Beispielsweise das Unternehmen Avima AG mit Ihrem Vorstand Klaus Jürgen Pitter-Kilfitt schließt hier eine Marktlücke. Bereits 20 Euro im Monat reichen aus, um in exklusive Investments einzusteigen, wenn eine Ratenbeteiligung gewählt wird.
Gegenstand der Aktivitäten sind Geschäfte mit Immobilien in Sondersituationen, also dem Erwerb von in Zwangsversteigerung befindlichen Objekten mit dem Ziel der profitablen Wiederveräußerung, die Beteiligung an Feriendomizilen im balearischen Mittelmeerraum, Containerprojekte sowie Charteryachten auf Mallorca und Ibiza. Anleger erwerben demnach ein in sich breit gestreutes Alternatives Investmentprodukt, das eine attraktive Rendite verspricht, die unabhängig von den Entwicklungen an den Finanzmärkten ist.

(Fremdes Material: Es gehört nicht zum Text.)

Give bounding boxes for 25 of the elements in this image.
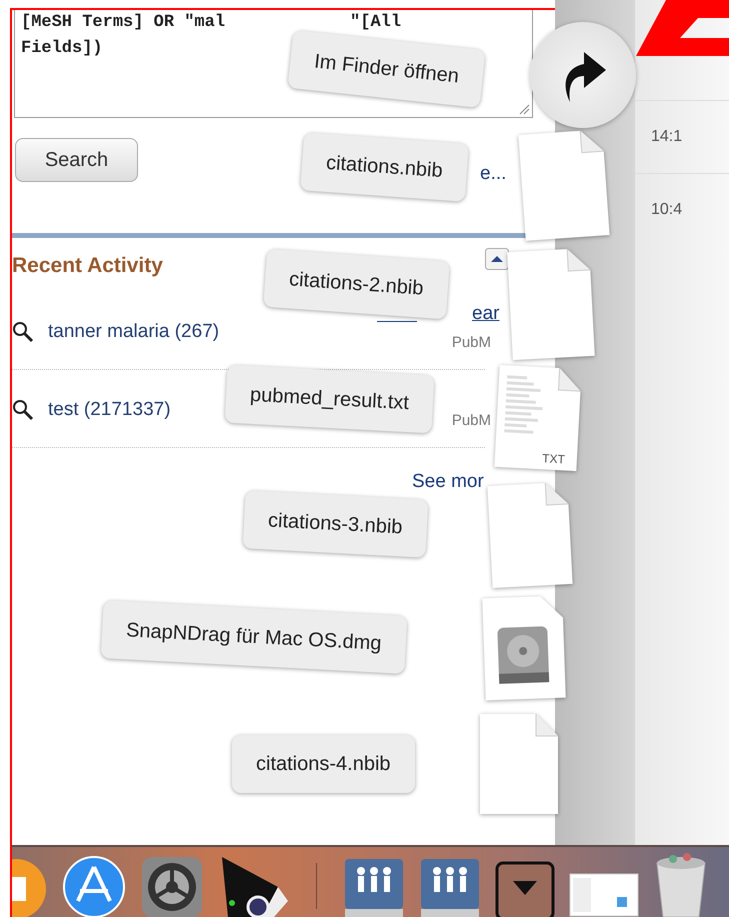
database-label: PubM: [452, 411, 491, 431]
search-icon: [12, 321, 34, 343]
history-link[interactable]: test (2171337): [48, 396, 171, 424]
shared-folder-icon[interactable]: [343, 857, 405, 917]
history-link[interactable]: tanner malaria (267): [48, 318, 220, 346]
search-icon: [12, 399, 34, 421]
downloads-stack-icon[interactable]: [495, 861, 555, 917]
section-title: Recent Activity: [12, 253, 163, 279]
query-text: Fields]): [21, 38, 103, 60]
collapse-icon[interactable]: [485, 248, 509, 270]
app-store-icon[interactable]: [62, 853, 126, 917]
resize-grip-icon[interactable]: [518, 103, 530, 115]
query-text: [MeSH Terms] OR "mal: [21, 12, 226, 34]
link-underline: [377, 321, 417, 322]
shared-folder-icon[interactable]: [419, 857, 481, 917]
clear-link[interactable]: ear: [472, 300, 500, 328]
screenshot-thumbnail-icon[interactable]: [569, 873, 639, 917]
see-more-link[interactable]: See mor: [412, 472, 484, 493]
time-text: 14:1: [635, 100, 729, 173]
file-type-label: TXT: [542, 450, 566, 468]
search-button[interactable]: Search: [15, 138, 138, 182]
time-text: 10:4: [635, 173, 729, 246]
database-label: PubM: [452, 333, 491, 353]
link-text[interactable]: e...: [480, 160, 506, 188]
file-name-label[interactable]: citations-4.nbib: [232, 735, 415, 793]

Viele Investmentberatungsunternehmen stützen ihre Geschäfte auf die Kooperation mit einem hochwertigen Netzwerk aus Banken, Maklern und Immobiliengesellschaften und bietet damit die für eine Reduktion operativer Geschäftsrisiken notwendige Expertise.
Durch die Möglichkeit, auch über einen Sparplan an den Investmentvehikeln zu investieren, eignen sich viele Produkte auch für Anstrengungen im Rahmen der privaten Altersvorsorge.